Having fought the inconclusive Battle of Cape Finisterre on 22 July against a British fleet that attempted to intercept his combined Franco-Spanish fleet returning from the West Indies, Vice Admiral Pierre-Charles Villeneuve decided to disobey his orders to rendezvous with the French ships at Brest [6] because his ships needed repairs and many crewmen were sick. He put into the nearest friendly port, Vigo, Spain. Unhappy with the inability of the Spanish dockyards in Galicia to repair his ships and influenced by the Spanish commander, Admiral Federico Gravina, who had secret orders not to allow his ships to go to Brest, Villaneuve decided to head south to the largest concentration of Spanish ships on the Atlantic coast, and arrived at Cádiz on 20 August. [7]

There he found his situation scarcely better as a shortage of cash initially prevented the French from purchasing food and other supplies, although the Spanish ships transferred some food to his ships until a loan was arranged in September.

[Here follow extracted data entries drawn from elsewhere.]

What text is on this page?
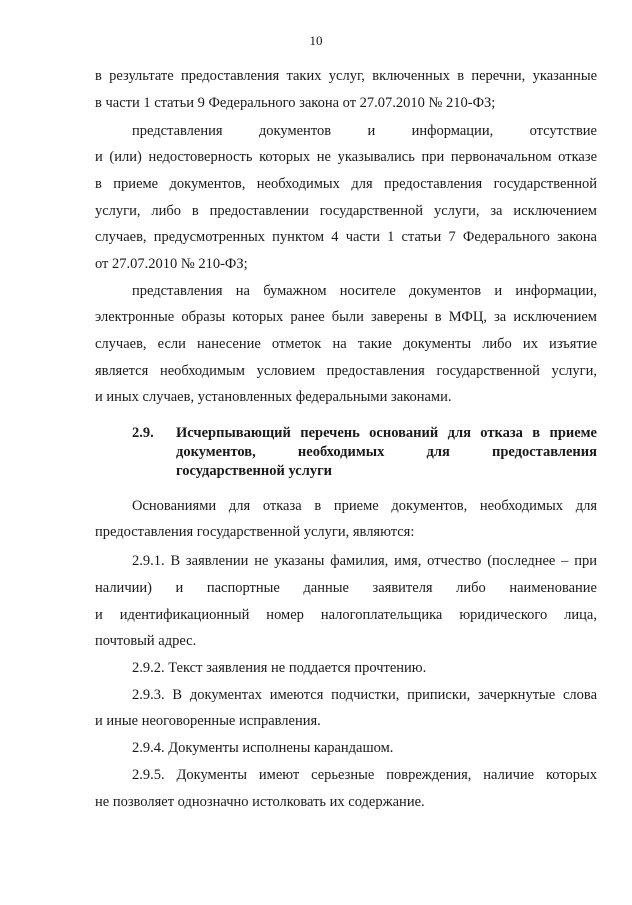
10
в результате предоставления таких услуг, включенных в перечни, указанные
в части 1 статьи 9 Федерального закона от 27.07.2010 № 210-ФЗ;
представления документов и информации, отсутствие
и (или) недостоверность которых не указывались при первоначальном отказе
в приеме документов, необходимых для предоставления государственной
услуги, либо в предоставлении государственной услуги, за исключением
случаев, предусмотренных пунктом 4 части 1 статьи 7 Федерального закона
от 27.07.2010 № 210-ФЗ;
представления на бумажном носителе документов и информации,
электронные образы которых ранее были заверены в МФЦ, за исключением
случаев, если нанесение отметок на такие документы либо их изъятие
является необходимым условием предоставления государственной услуги,
и иных случаев, установленных федеральными законами.
2.9. Исчерпывающий перечень оснований для отказа в приеме
документов, необходимых для предоставления
государственной услуги
Основаниями для отказа в приеме документов, необходимых для
предоставления государственной услуги, являются:
2.9.1. В заявлении не указаны фамилия, имя, отчество (последнее – при
наличии) и паспортные данные заявителя либо наименование
и идентификационный номер налогоплательщика юридического лица,
почтовый адрес.
2.9.2. Текст заявления не поддается прочтению.
2.9.3. В документах имеются подчистки, приписки, зачеркнутые слова
и иные неоговоренные исправления.
2.9.4. Документы исполнены карандашом.
2.9.5. Документы имеют серьезные повреждения, наличие которых
не позволяет однозначно истолковать их содержание.
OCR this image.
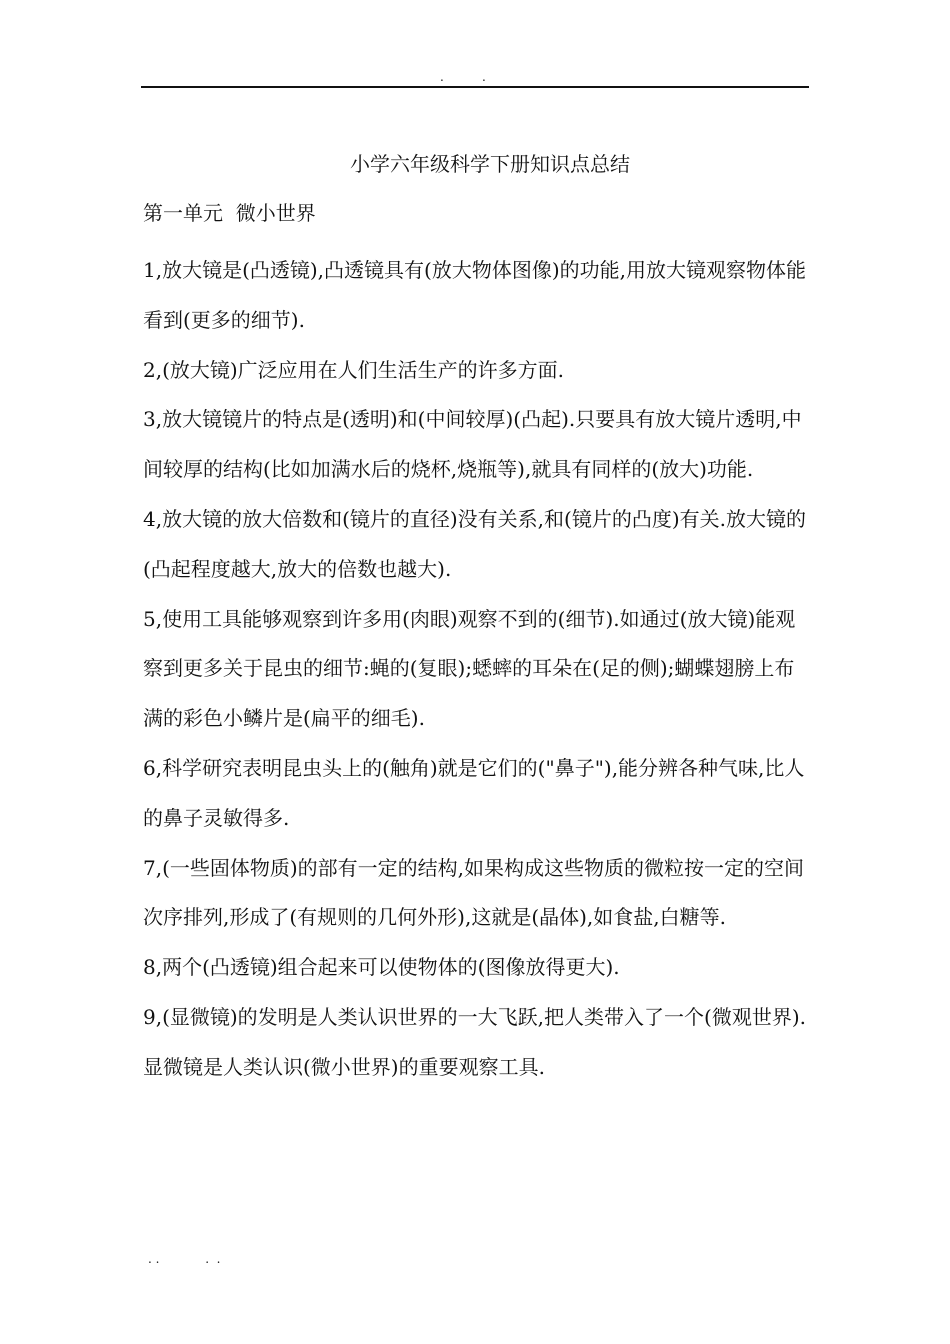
.          .
小学六年级科学下册知识点总结
第一单元  微小世界

1,放大镜是(凸透镜),凸透镜具有(放大物体图像)的功能,用放大镜观察物体能看到(更多的细节).

2,(放大镜)广泛应用在人们生活生产的许多方面.

3,放大镜镜片的特点是(透明)和(中间较厚)(凸起).只要具有放大镜片透明,中间较厚的结构(比如加满水后的烧杯,烧瓶等),就具有同样的(放大)功能.

4,放大镜的放大倍数和(镜片的直径)没有关系,和(镜片的凸度)有关.放大镜的(凸起程度越大,放大的倍数也越大).

5,使用工具能够观察到许多用(肉眼)观察不到的(细节).如通过(放大镜)能观察到更多关于昆虫的细节:蝇的(复眼);蟋蟀的耳朵在(足的侧);蝴蝶翅膀上布满的彩色小鳞片是(扁平的细毛).

6,科学研究表明昆虫头上的(触角)就是它们的("鼻子"),能分辨各种气味,比人的鼻子灵敏得多.

7,(一些固体物质)的部有一定的结构,如果构成这些物质的微粒按一定的空间次序排列,形成了(有规则的几何外形),这就是(晶体),如食盐,白糖等.

8,两个(凸透镜)组合起来可以使物体的(图像放得更大).

9,(显微镜)的发明是人类认识世界的一大飞跃,把人类带入了一个(微观世界).显微镜是人类认识(微小世界)的重要观察工具.

. .            .  .
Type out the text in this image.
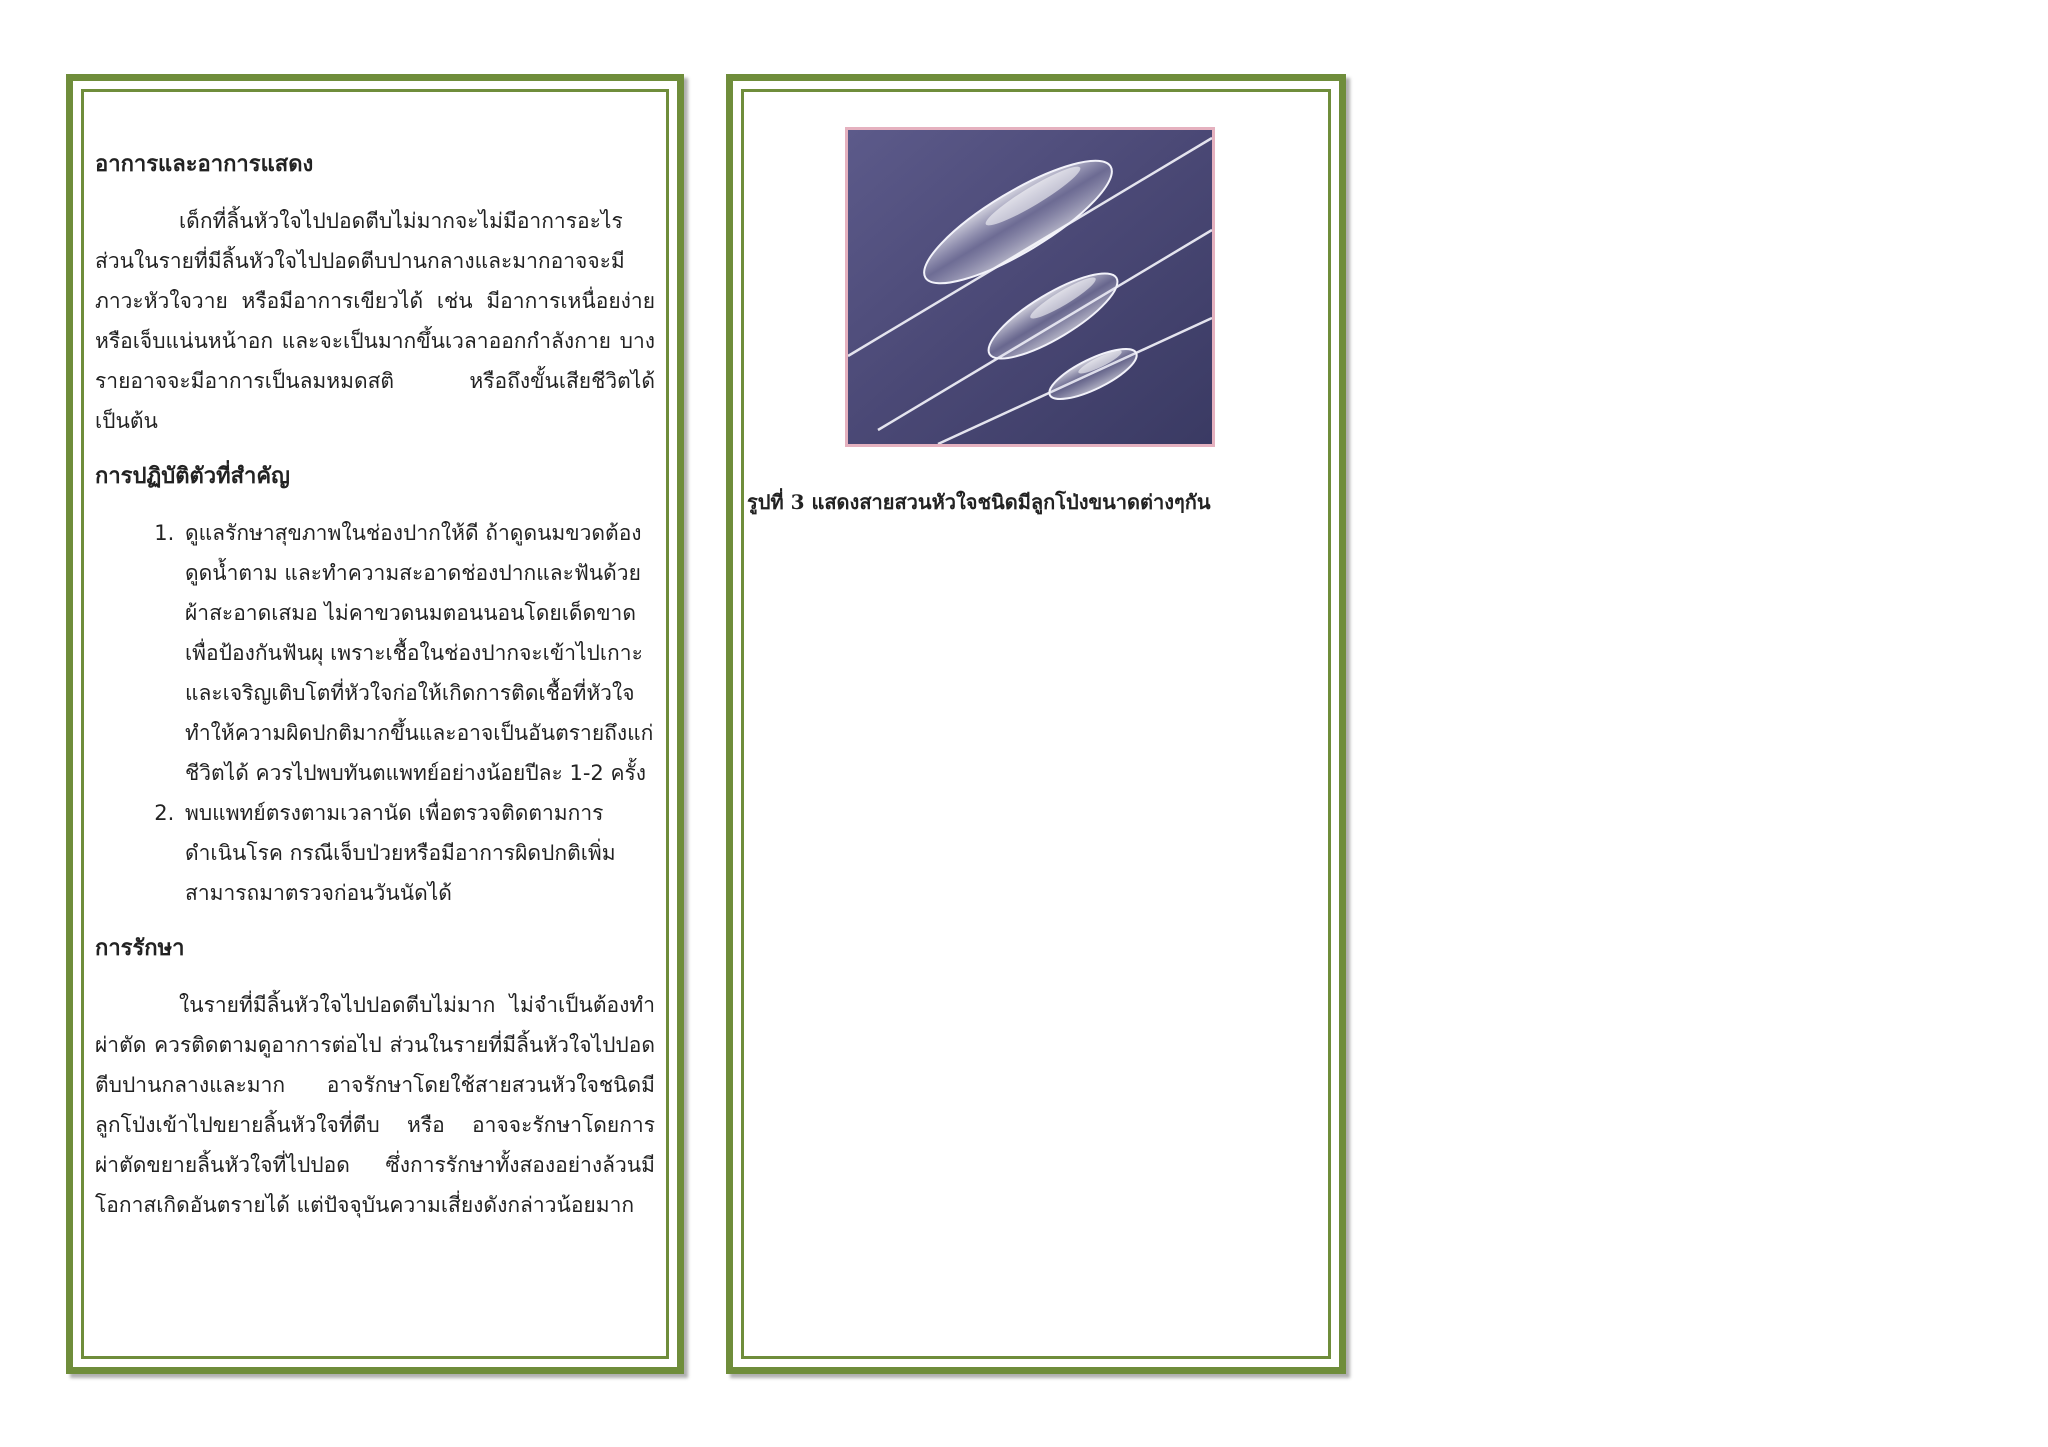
อาการและอาการแสดง

เด็กที่ลิ้นหัวใจไปปอดตีบไม่มากจะไม่มีอาการอะไร ส่วนในรายที่มีลิ้นหัวใจไปปอดตีบปานกลางและมากอาจจะมีภาวะหัวใจวาย หรือมีอาการเขียวได้ เช่น มีอาการเหนื่อยง่าย หรือเจ็บแน่นหน้าอก และจะเป็นมากขึ้นเวลาออกกำลังกาย บางรายอาจจะมีอาการเป็นลมหมดสติ หรือถึงขั้นเสียชีวิตได้ เป็นต้น

การปฏิบัติตัวที่สำคัญ
1. ดูแลรักษาสุขภาพในช่องปากให้ดี ถ้าดูดนมขวดต้องดูดน้ำตาม และทำความสะอาดช่องปากและฟันด้วยผ้าสะอาดเสมอ ไม่คาขวดนมตอนนอนโดยเด็ดขาด เพื่อป้องกันฟันผุ เพราะเชื้อในช่องปากจะเข้าไปเกาะและเจริญเติบโตที่หัวใจก่อให้เกิดการติดเชื้อที่หัวใจ ทำให้ความผิดปกติมากขึ้นและอาจเป็นอันตรายถึงแก่ชีวิตได้ ควรไปพบทันตแพทย์อย่างน้อยปีละ 1-2 ครั้ง
2. พบแพทย์ตรงตามเวลานัด เพื่อตรวจติดตามการดำเนินโรค กรณีเจ็บป่วยหรือมีอาการผิดปกติเพิ่ม สามารถมาตรวจก่อนวันนัดได้
การรักษา

ในรายที่มีลิ้นหัวใจไปปอดตีบไม่มาก ไม่จำเป็นต้องทำผ่าตัด ควรติดตามดูอาการต่อไป ส่วนในรายที่มีลิ้นหัวใจไปปอดตีบปานกลางและมาก อาจรักษาโดยใช้สายสวนหัวใจชนิดมีลูกโป่งเข้าไปขยายลิ้นหัวใจที่ตีบ หรือ อาจจะรักษาโดยการผ่าตัดขยายลิ้นหัวใจที่ไปปอด ซึ่งการรักษาทั้งสองอย่างล้วนมีโอกาสเกิดอันตรายได้ แต่ปัจจุบันความเสี่ยงดังกล่าวน้อยมาก

รูปที่ 3 แสดงสายสวนหัวใจชนิดมีลูกโป่งขนาดต่างๆกัน
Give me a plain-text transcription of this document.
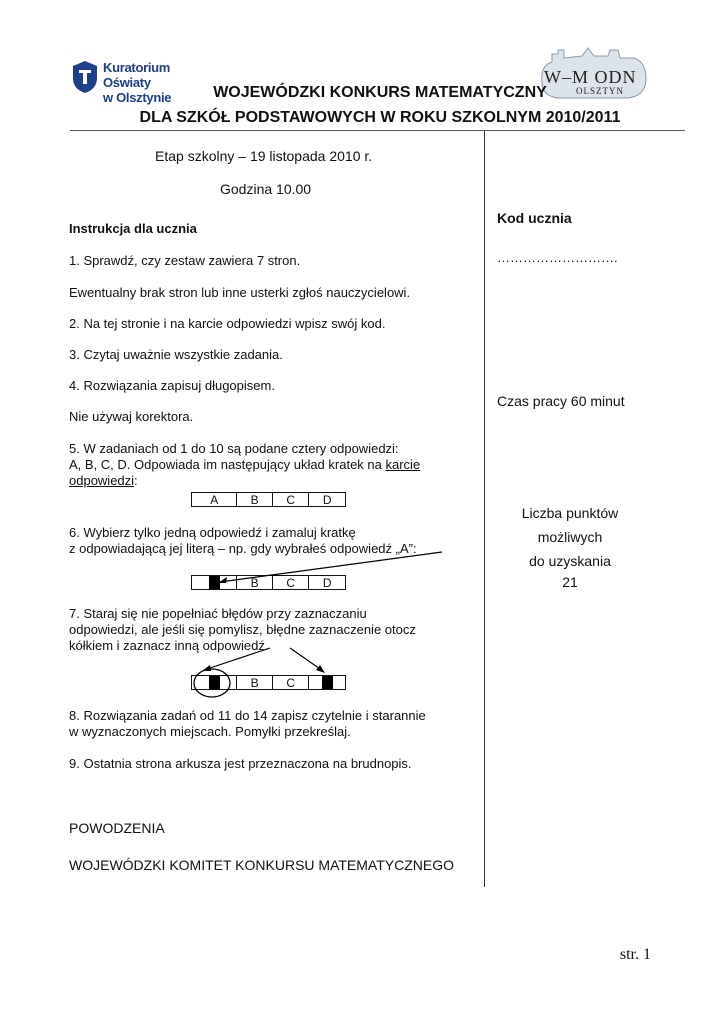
Kuratorium Oświaty
w Olsztynie
W–M ODN
OLSZTYN
WOJEWÓDZKI KONKURS MATEMATYCZNY
DLA SZKÓŁ PODSTAWOWYCH W ROKU SZKOLNYM 2010/2011
Etap szkolny – 19 listopada 2010 r.
Godzina 10.00
Instrukcja dla ucznia
1. Sprawdź, czy zestaw zawiera 7 stron.
Ewentualny brak stron lub inne usterki zgłoś nauczycielowi.
2. Na tej stronie i na karcie odpowiedzi wpisz swój kod.
3. Czytaj uważnie wszystkie zadania.
4. Rozwiązania zapisuj długopisem.
Nie używaj korektora.
5. W zadaniach od 1 do 10 są podane cztery odpowiedzi:
A, B, C, D. Odpowiada im następujący układ kratek na karcie
odpowiedzi:
A	B	C	D
6. Wybierz tylko jedną odpowiedź i zamaluj kratkę
z odpowiadającą jej literą – np. gdy wybrałeś odpowiedź „A”:
B	C	D
7. Staraj się nie popełniać błędów przy zaznaczaniu
odpowiedzi, ale jeśli się pomylisz, błędne zaznaczenie otocz
kółkiem i zaznacz inną odpowiedź.
B	C
8. Rozwiązania zadań od 11 do 14 zapisz czytelnie i starannie
w wyznaczonych miejscach. Pomyłki przekreślaj.
9. Ostatnia strona arkusza jest przeznaczona na brudnopis.
POWODZENIA
WOJEWÓDZKI KOMITET KONKURSU MATEMATYCZNEGO
Kod ucznia
……………………….
Czas pracy 60 minut
Liczba punktów
możliwych
do uzyskania
21
str. 1
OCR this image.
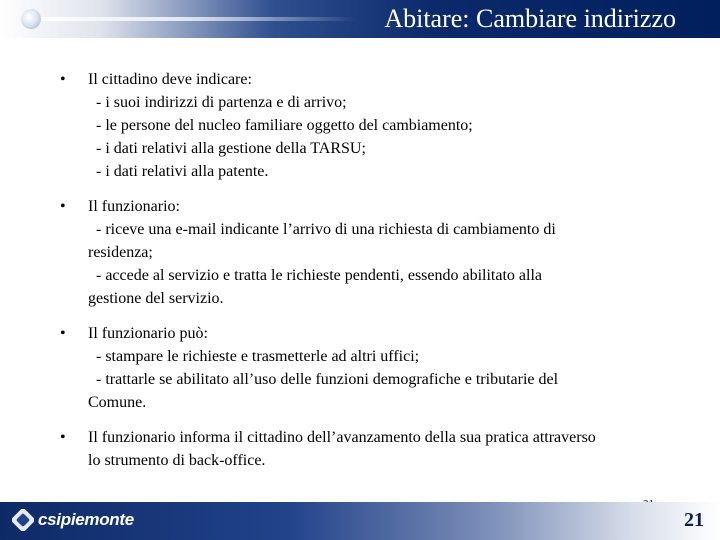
Abitare: Cambiare indirizzo
•	Il cittadino deve indicare:
- i suoi indirizzi di partenza e di arrivo;
- le persone del nucleo familiare oggetto del cambiamento;
- i dati relativi alla gestione della TARSU;
- i dati relativi alla patente.
•	Il funzionario:
- riceve una e-mail indicante l’arrivo di una richiesta di cambiamento di
residenza;
- accede al servizio e tratta le richieste pendenti, essendo abilitato alla
gestione del servizio.
•	Il funzionario può:
- stampare le richieste e trasmetterle ad altri uffici;
- trattarle se abilitato all’uso delle funzioni demografiche e tributarie del
Comune.
•	Il funzionario informa il cittadino dell’avanzamento della sua pratica attraverso
lo strumento di back-office.
csipiemonte	21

The French Navy only recruited trained seamen and Villeneuve's ships were short over two thousand men; like the British Royal Navy, the Royal Spanish Navy recruited soldiers and landsmen that required training and time at sea to become competent. Numbers of both exceeded requirements aboard the ships in Cádiz, but the critical shortage lay in insufficient numbers of trained naval artillerymen. [8]

With Villeneuve's ships unavailable to clear the way through the Royal Navy to allow Napoleon's troops in invade Britain, Napoleon decided to take advantage of the Combined Fleet's presence in Cádiz and ordered Villeneuve to enter the Mediterranean, rendezvous with the Spanish ships blockaded in Cartagena and land troops to put an end to the Anglo-Russian occupation of Naples.

Citations

  1. ^ Winfield, et al., p. 196
  2. ^ Goodwin, p. 233
  3. ^ a b Winfield, et al., pp. 196–197
  4. ^ Winfield, et al., p. 197
  5. ^ Winfield, et al., pp. 197–198
  6. ^ Fremont-Barnes, pp. 27–28
  7. ^ Clayton & Craig, pp. 11–12, 14–15
  8. ^ Clayton & Craig, pp. 52, 76–77

Bibliography

  • Adkin, Mark (2007). The Trafalgar Companion: A Guide to History's Most Famous Sea Battle and the Life of Admiral Lord Nelson. London: Aurum Press. ISBN  978-1-84513-018-3.
  • Adkins, Roy (2004). Trafalgar: The Biography of a Battle. London: Little Brown. ISBN  0-316-72511-0.
  • Clayton, Tim & Craig, Phil (2005). Trafalgar: The Men, the Battle, the Storm. Hodder & Stoughton. ISBN  0-340-83028-X.
  • Fremont-Barnes, Gregory (2005). Trafalgar 1805: Nelson's Crowning Victory. Campaign. Vol. 157. Oxford: Osprey Publishing. ISBN  1-84176-892-8.
  • Goodwin, Peter (2005). The Ships of Trafalgar: The British, French and Spanish Fleets October 1805. Annapolis, Maryland: Naval Institute Press. ISBN  1-59114-824-3.
  • Winfield, Rif; Tredrea, John M; García-Torralba Pérez, Enrique & Blasco Felip, Manuel (2023). Spanish Warships in the Age of Sail 1700—1860: Design, Construction, Careers and Fates. Barnsley, UK: Seaforth Publishing. ISBN  978-1-5267-9078-1.